Now, though, things have changed. Now I’m getting the first dustings of gray in my hair and the first streaks of wrinkles around my eyes. Now my body has grown and given birth to another human being and my sleep schedule has gone from a happy nine hours a night to five or six if I’m lucky. Now that natural beauty I once had just doesn’t come so naturally. I have to try harder.
It’s not just getting older that’s making me feel this way – I feel this way because all of the women around me are trying harder. We keep getting older and keep moving the same bar to a higher and higher standard, instead of getting out a new bar more appropriate to our age and lifestyle. There is no such thing as the frumpy mom anymore. Mom jeans have morphed to MILF jeggings, weekend tennies to fuck me Uggs. I’m all for taking care of yourself, for wanting to look nice every now and then, but aging with grace has become as outdated a concept as sewing your own petticoat. Settling comfortably into your gray hair and your childbearing hips just isn’t done anymore – at least not in my neighborhood. At 35 and at 55, we are held to the same standard of beauty that we faced when we were 15 or 20.
Though I can’t help but ask how much of this beauty oppression has more to do with where I live than with the way of the world (please tell it’s not like this where you live!). I spent most of my childhood and the majority of my adult years in and around Los Angeles, an industry town where the main export is beauty. It’s difficult to live in this epicenter of mainstream culture and not be impacted by it – imagine leaving your house everyday and walking into a city populated by actors and models, personal trainers and plastic surgeons, aestheticians and agents.
The result is that even us normal folks – those of us not involved in the film industry in any way shape or form – even us normal folks hold ourselves to the same standard as that actress headed to an open call. Add to this the increasingly pervasive (and perverted) influence of the porn industry (also, of course, based in LA), and you end up living in a town where it is NORMAL to go to a business lunch in the suburbs and see NORMAL middle-aged women teetering down the street on six inch platform heels, top-heavy with platinum hair, puffed up lips and cleavage up to their chins. How is it possible that this has become our normal?
My daughter now is at an age where she memorizes everything I say and mimics everything I do. I’m hyper-aware that the images she sees now will influence how she views herself as she grows into a young woman, and I’m hyper-conscious of how damaging these images of overtly sexual and unrealistically perfect women can be. But these images are inescapable. I can limit her access to television and movies, I can throw away every issue of Vanity Fair that shows up in our mailbox with a cover photo of a half-dressed woman, but I can’t control the billboards she sees when we drive around town or the advertisements she sees at the grocery store. I can’t control whether her classmate at preschool will bring a Barbie lunchbag, or whether the nurse will offer her a Disney Princess sticker after her shot.

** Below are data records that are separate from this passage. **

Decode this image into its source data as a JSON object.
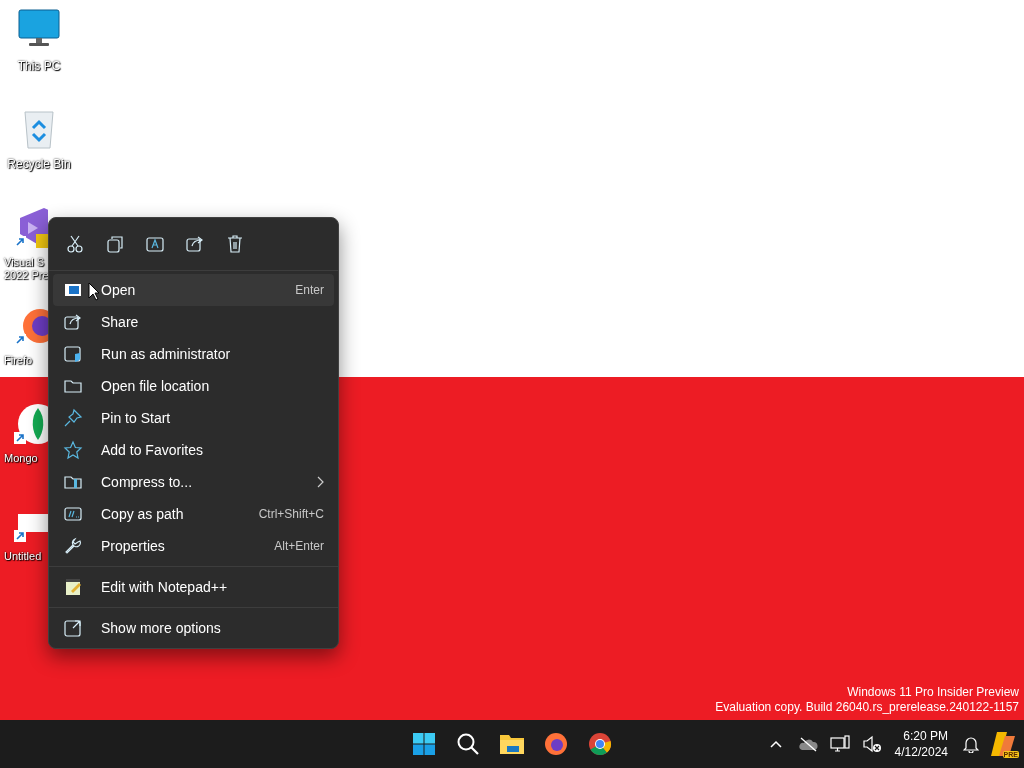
{
  "desktop_icons": [
    {
      "kind": "pc",
      "label_lines": [
        "This PC"
      ],
      "covered": false
    },
    {
      "kind": "bin",
      "label_lines": [
        "Recycle Bin"
      ],
      "covered": false
    },
    {
      "kind": "vs",
      "label_lines": [
        "Visual S",
        "2022 Pre"
      ],
      "covered": true
    },
    {
      "kind": "firefox",
      "label_lines": [
        "Firefo"
      ],
      "covered": true
    },
    {
      "kind": "mongo",
      "label_lines": [
        "Mongo"
      ],
      "covered": true
    },
    {
      "kind": "file",
      "label_lines": [
        "Untitled"
      ],
      "covered": true
    }
  ],
  "context_menu": {
    "groups": [
      [
        {
          "kind": "open",
          "label": "Open",
          "shortcut": "Enter",
          "submenu": false,
          "selected": true
        },
        {
          "kind": "share",
          "label": "Share",
          "submenu": false,
          "selected": false
        },
        {
          "kind": "admin",
          "label": "Run as administrator",
          "submenu": false,
          "selected": false
        },
        {
          "kind": "folder",
          "label": "Open file location",
          "submenu": false,
          "selected": false
        },
        {
          "kind": "pin",
          "label": "Pin to Start",
          "submenu": false,
          "selected": false
        },
        {
          "kind": "star",
          "label": "Add to Favorites",
          "submenu": false,
          "selected": false
        },
        {
          "kind": "zip",
          "label": "Compress to...",
          "submenu": true,
          "selected": false
        },
        {
          "kind": "path",
          "label": "Copy as path",
          "shortcut": "Ctrl+Shift+C",
          "submenu": false,
          "selected": false
        },
        {
          "kind": "wrench",
          "label": "Properties",
          "shortcut": "Alt+Enter",
          "submenu": false,
          "selected": false
        }
      ],
      [
        {
          "kind": "notepad",
          "label": "Edit with Notepad++",
          "submenu": false,
          "selected": false
        }
      ],
      [
        {
          "kind": "more",
          "label": "Show more options",
          "submenu": false,
          "selected": false
        }
      ]
    ]
  },
  "watermark": [
    "Windows 11 Pro Insider Preview",
    "Evaluation copy. Build 26040.rs_prerelease.240122-1157"
  ],
  "taskbar": {
    "time": "6:20 PM",
    "date": "4/12/2024",
    "copilot_badge": "PRE"
  }
}
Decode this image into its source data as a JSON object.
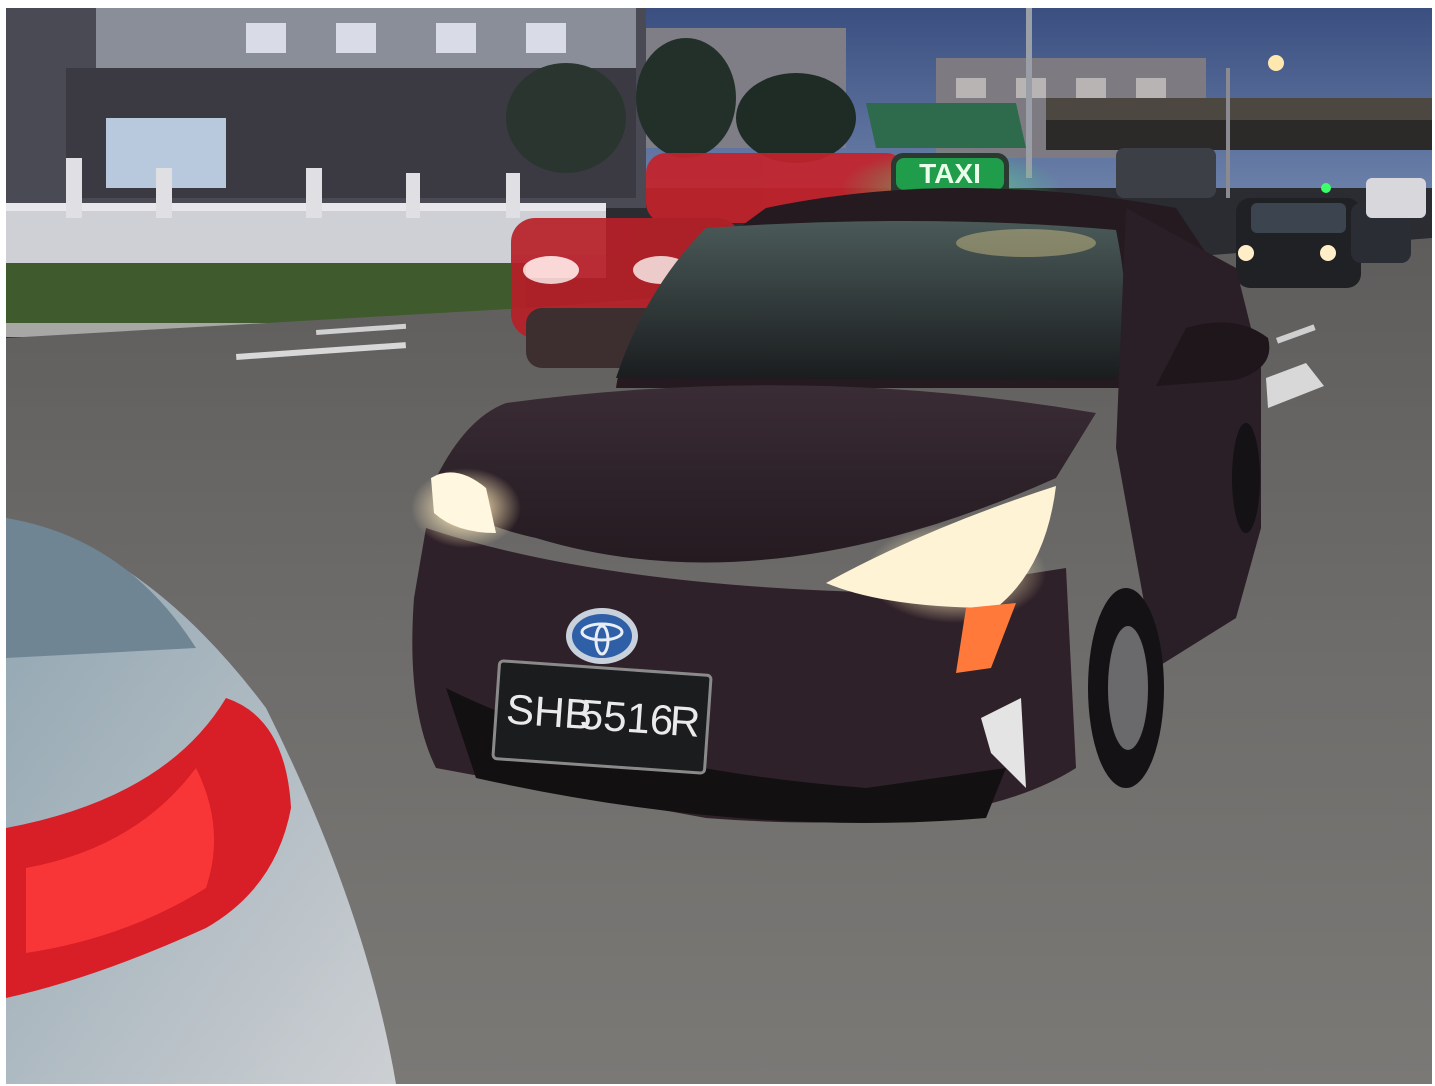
{
  "image": {
    "taxi_sign_text": "TAXI",
    "license_plate": {
      "left": "SHB",
      "middle": "5516",
      "right": "R"
    },
    "colors": {
      "taxi_sign": "#35e46e",
      "car_body": "#2f2129",
      "sky": "#3a5a8e",
      "road": "#6d6c6c"
    }
  }
}
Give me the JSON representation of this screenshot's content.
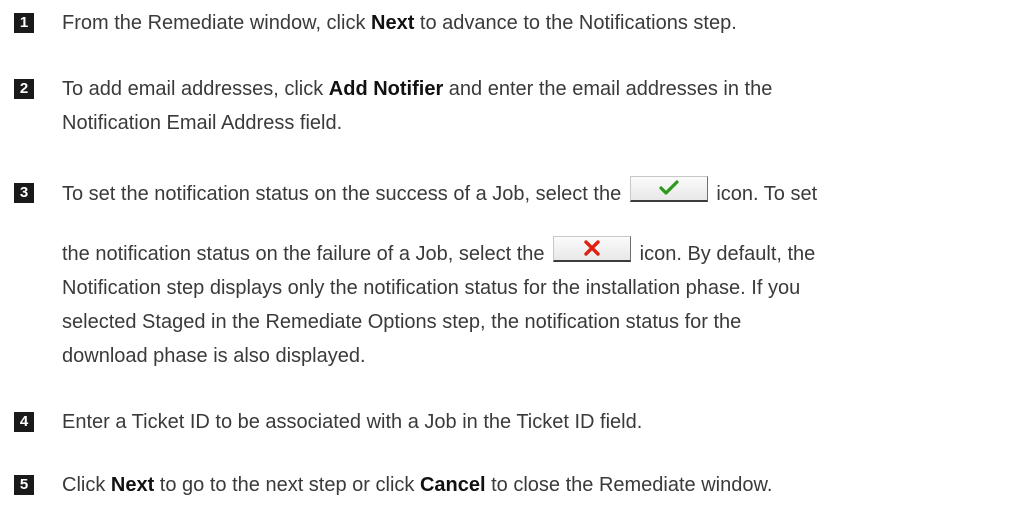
{
  "steps": [
    {
      "number": "1",
      "pre": "From the Remediate window, click ",
      "bold": "Next",
      "post": " to advance to the Notifications step."
    },
    {
      "number": "2",
      "pre": "To add email addresses, click ",
      "bold": "Add Notifier",
      "post": " and enter the email addresses in the",
      "line2": "Notification Email Address field."
    },
    {
      "number": "3",
      "line1_pre": "To set the notification status on the success of a Job, select the ",
      "line1_post": " icon. To set",
      "line2_pre": "the notification status on the failure of a Job, select the ",
      "line2_post": " icon. By default, the",
      "line3": "Notification step displays only the notification status for the installation phase. If you",
      "line4": "selected Staged in the Remediate Options step, the notification status for the",
      "line5": "download phase is also displayed.",
      "success_icon": "checkmark-icon",
      "failure_icon": "x-icon",
      "success_color": "#2a9a1a",
      "failure_color": "#e02010"
    },
    {
      "number": "4",
      "text": "Enter a Ticket ID to be associated with a Job in the Ticket ID field."
    },
    {
      "number": "5",
      "pre": "Click ",
      "bold1": "Next",
      "mid": " to go to the next step or click ",
      "bold2": "Cancel",
      "post": " to close the Remediate window."
    }
  ]
}
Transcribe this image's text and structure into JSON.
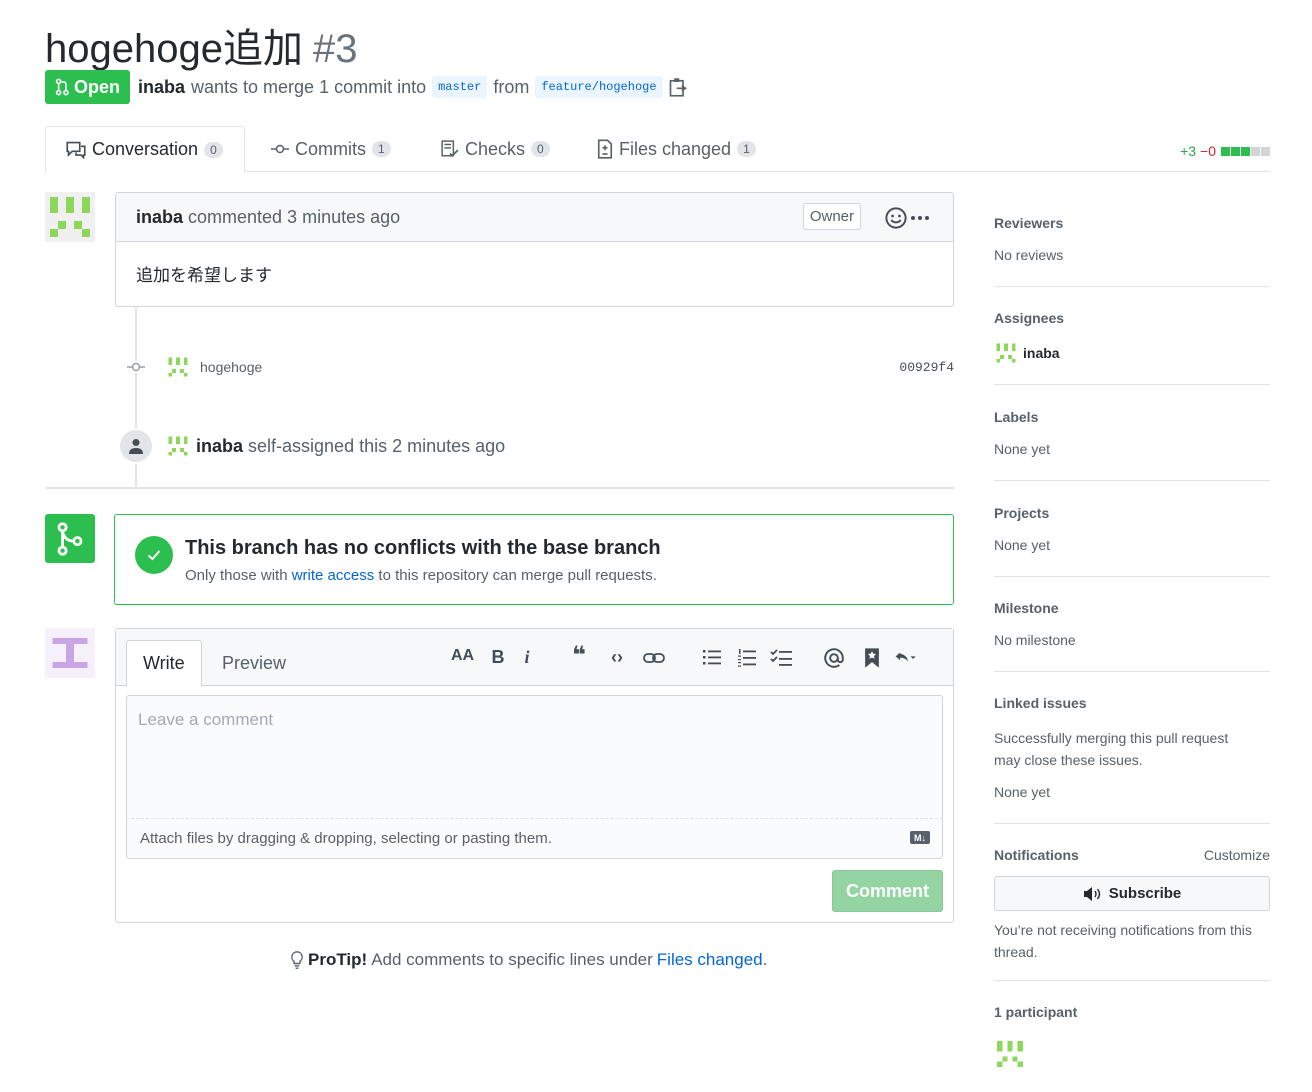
{
  "pr": {
    "title": "hogehoge追加",
    "number": "#3",
    "state": "Open",
    "author": "inaba",
    "merge_text": "wants to merge 1 commit into",
    "base_branch": "master",
    "from_text": "from",
    "head_branch": "feature/hogehoge"
  },
  "tabs": [
    {
      "label": "Conversation",
      "count": "0"
    },
    {
      "label": "Commits",
      "count": "1"
    },
    {
      "label": "Checks",
      "count": "0"
    },
    {
      "label": "Files changed",
      "count": "1"
    }
  ],
  "diffstat": {
    "additions": "+3",
    "deletions": "−0"
  },
  "comment": {
    "author": "inaba",
    "action": "commented 3 minutes ago",
    "role": "Owner",
    "body": "追加を希望します"
  },
  "commit": {
    "message": "hogehoge",
    "sha": "00929f4"
  },
  "event": {
    "actor": "inaba",
    "text": "self-assigned this 2 minutes ago"
  },
  "merge": {
    "title": "This branch has no conflicts with the base branch",
    "sub_before": "Only those with",
    "sub_link": "write access",
    "sub_after": "to this repository can merge pull requests."
  },
  "composer": {
    "tab_write": "Write",
    "tab_preview": "Preview",
    "placeholder": "Leave a comment",
    "attach_text": "Attach files by dragging & dropping, selecting or pasting them.",
    "submit": "Comment",
    "toolbar": {
      "header": "AA",
      "bold": "B",
      "italic": "i",
      "quote": "❝",
      "code": "‹›"
    }
  },
  "protip": {
    "label": "ProTip!",
    "text": "Add comments to specific lines under",
    "link": "Files changed",
    "end": "."
  },
  "sidebar": {
    "reviewers": {
      "heading": "Reviewers",
      "value": "No reviews"
    },
    "assignees": {
      "heading": "Assignees",
      "value": "inaba"
    },
    "labels": {
      "heading": "Labels",
      "value": "None yet"
    },
    "projects": {
      "heading": "Projects",
      "value": "None yet"
    },
    "milestone": {
      "heading": "Milestone",
      "value": "No milestone"
    },
    "linked": {
      "heading": "Linked issues",
      "desc": "Successfully merging this pull request may close these issues.",
      "value": "None yet"
    },
    "notifications": {
      "heading": "Notifications",
      "customize": "Customize",
      "button": "Subscribe",
      "desc": "You’re not receiving notifications from this thread."
    },
    "participants": {
      "heading": "1 participant"
    }
  },
  "colors": {
    "green": "#2cbe4e",
    "link": "#0366d6",
    "identicon": "#8fd65c",
    "identicon2": "#c9a5e6"
  }
}
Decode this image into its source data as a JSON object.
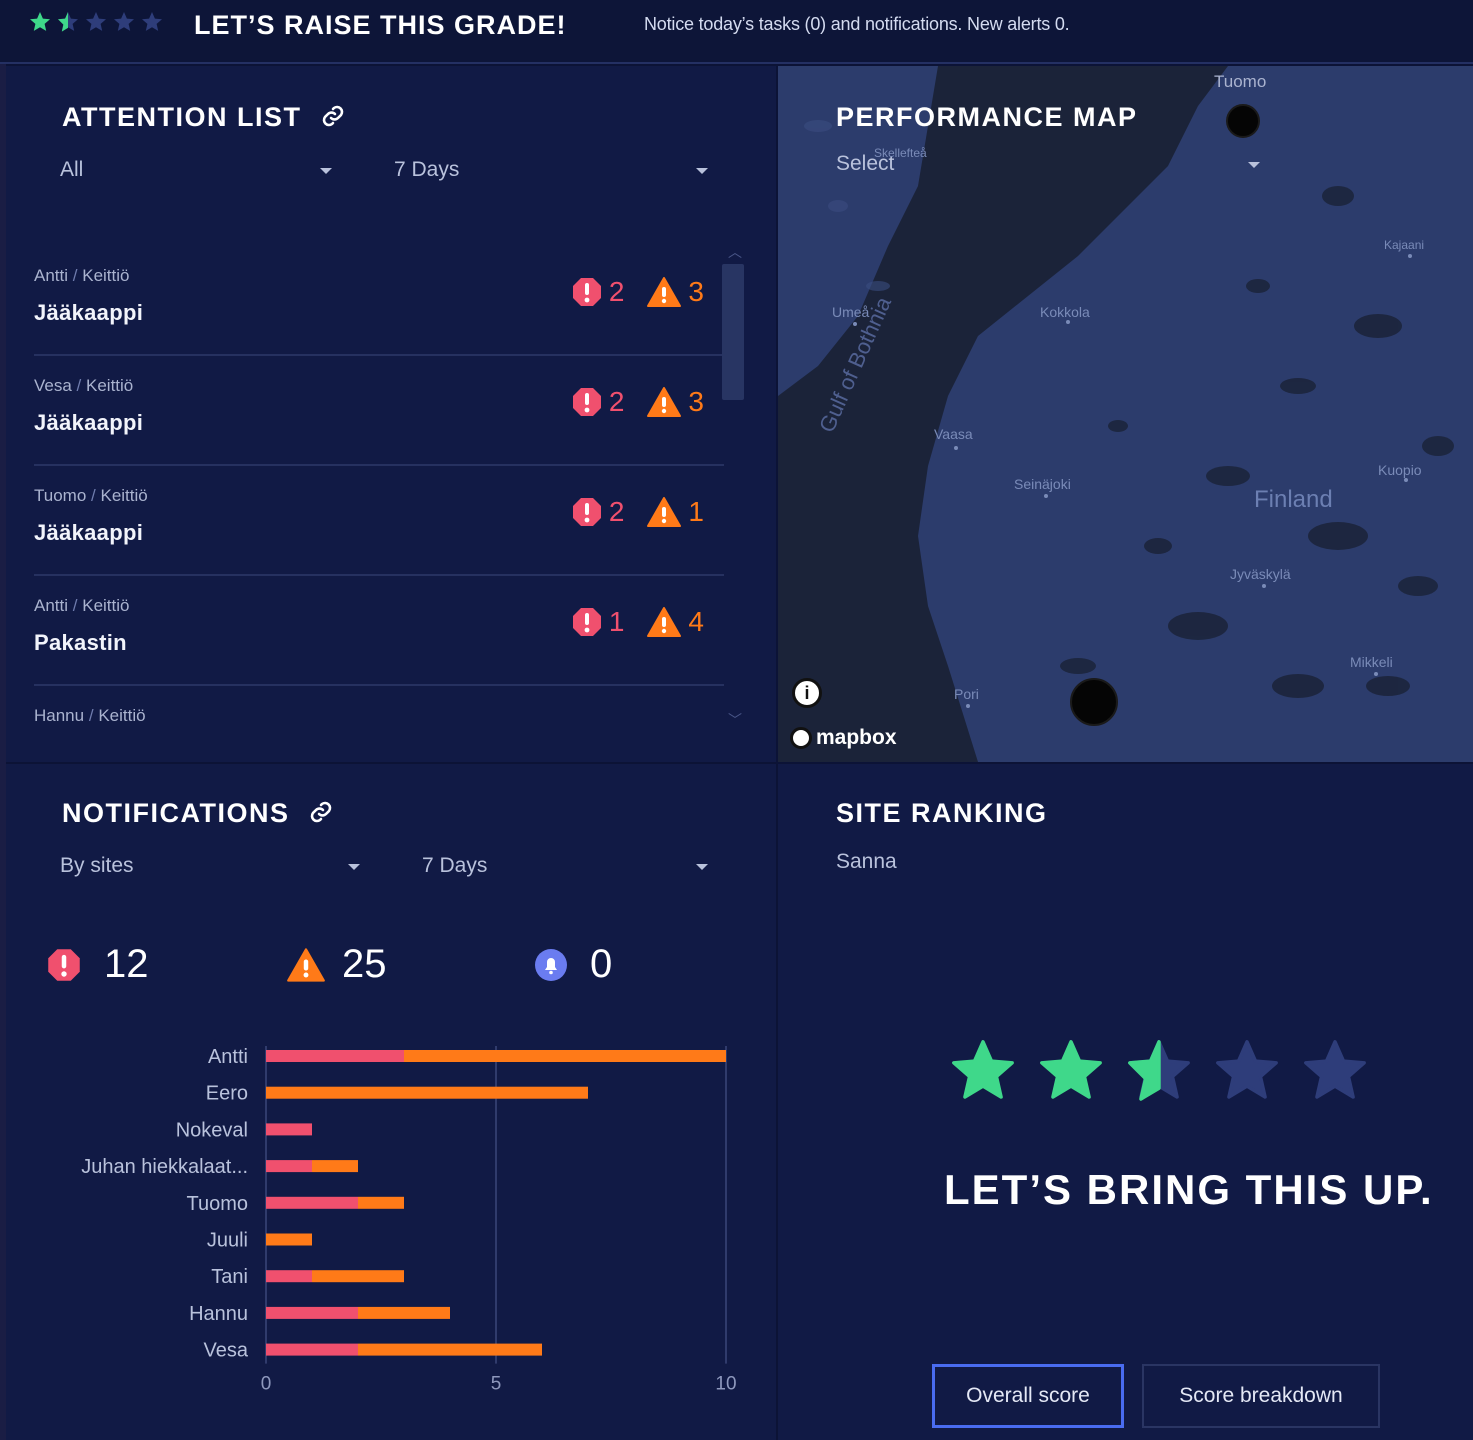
{
  "colors": {
    "critical": "#f0506e",
    "warning": "#ff7a18",
    "info": "#6a7cf0",
    "star_filled": "#3fd88a",
    "star_empty": "#2e3d7a"
  },
  "header": {
    "rating_stars": 1.5,
    "title": "LET’S RAISE THIS GRADE!",
    "notice": "Notice today’s tasks (0) and notifications. New alerts 0."
  },
  "attention": {
    "title": "ATTENTION LIST",
    "filter": "All",
    "period": "7 Days",
    "items": [
      {
        "person": "Antti",
        "room": "Keittiö",
        "device": "Jääkaappi",
        "critical": "2",
        "warning": "3"
      },
      {
        "person": "Vesa",
        "room": "Keittiö",
        "device": "Jääkaappi",
        "critical": "2",
        "warning": "3"
      },
      {
        "person": "Tuomo",
        "room": "Keittiö",
        "device": "Jääkaappi",
        "critical": "2",
        "warning": "1"
      },
      {
        "person": "Antti",
        "room": "Keittiö",
        "device": "Pakastin",
        "critical": "1",
        "warning": "4"
      },
      {
        "person": "Hannu",
        "room": "Keittiö",
        "device": "",
        "critical": "",
        "warning": ""
      }
    ]
  },
  "map": {
    "title": "PERFORMANCE MAP",
    "select_placeholder": "Select",
    "labels": {
      "tuomo": "Tuomo",
      "skelleftea": "Skellefteå",
      "umea": "Umeå",
      "kokkola": "Kokkola",
      "gulf": "Gulf of Bothnia",
      "vaasa": "Vaasa",
      "seinajoki": "Seinäjoki",
      "finland": "Finland",
      "kajaani": "Kajaani",
      "kuopio": "Kuopio",
      "jyvaskyla": "Jyväskylä",
      "mikkeli": "Mikkeli",
      "pori": "Pori"
    },
    "attribution": "mapbox",
    "info_icon": "i"
  },
  "notifications": {
    "title": "NOTIFICATIONS",
    "filter": "By sites",
    "period": "7 Days",
    "critical_count": "12",
    "warning_count": "25",
    "info_count": "0"
  },
  "chart_data": {
    "type": "bar",
    "orientation": "horizontal",
    "stacked": true,
    "categories": [
      "Antti",
      "Eero",
      "Nokeval",
      "Juhan hiekkalaat...",
      "Tuomo",
      "Juuli",
      "Tani",
      "Hannu",
      "Vesa"
    ],
    "series": [
      {
        "color": "#f0506e",
        "values": [
          3,
          0,
          1,
          1,
          2,
          0,
          1,
          2,
          2
        ]
      },
      {
        "color": "#ff7a18",
        "values": [
          7,
          7,
          0,
          1,
          1,
          1,
          2,
          2,
          4
        ]
      }
    ],
    "xlim": [
      0,
      10
    ],
    "xticks": [
      "0",
      "5",
      "10"
    ],
    "grid": true
  },
  "ranking": {
    "title": "SITE RANKING",
    "site": "Sanna",
    "stars": 2.5,
    "message": "LET’S BRING THIS UP.",
    "buttons": {
      "overall": "Overall score",
      "breakdown": "Score breakdown"
    }
  }
}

And I can’t, it seems, even control the messages she gets from me.
I still stand by my definition of beauty as being something deeper than big lips and little hips, as being something far more complex and fascinating that what the culture I grew up in would have me believe, and it is this multi-layered definition that I hope to pass along to my little girl. But despite all my best intentions, I can’t help but worry that I will pass along instead that version of beauty that I continue to apply so ruthlessly to myself – beauty comes from the inside, but only if the outside looks beautiful too.
My husband and I used to laugh when my daughter would grab my makeup brushes and fluff up her hair while I got dressed for work, but suddenly it doesn’t seem so funny. I feel compelled now to keep her out of the mirror when I put on mascara, feel guilty when she takes notice of my painted nails, feel conflicted when she sees me dressed up and says, Mama Pretty.
Now when my daughter comes into the bathroom and comments on Mama putting on makeup I stop what I’m doing, look at her and say, “Yes, Mama’s putting on makeup. But by the time you’re grown up the world will be a free and equal place, and women won’t be pressured to do silly things like putting on makeup anymore.”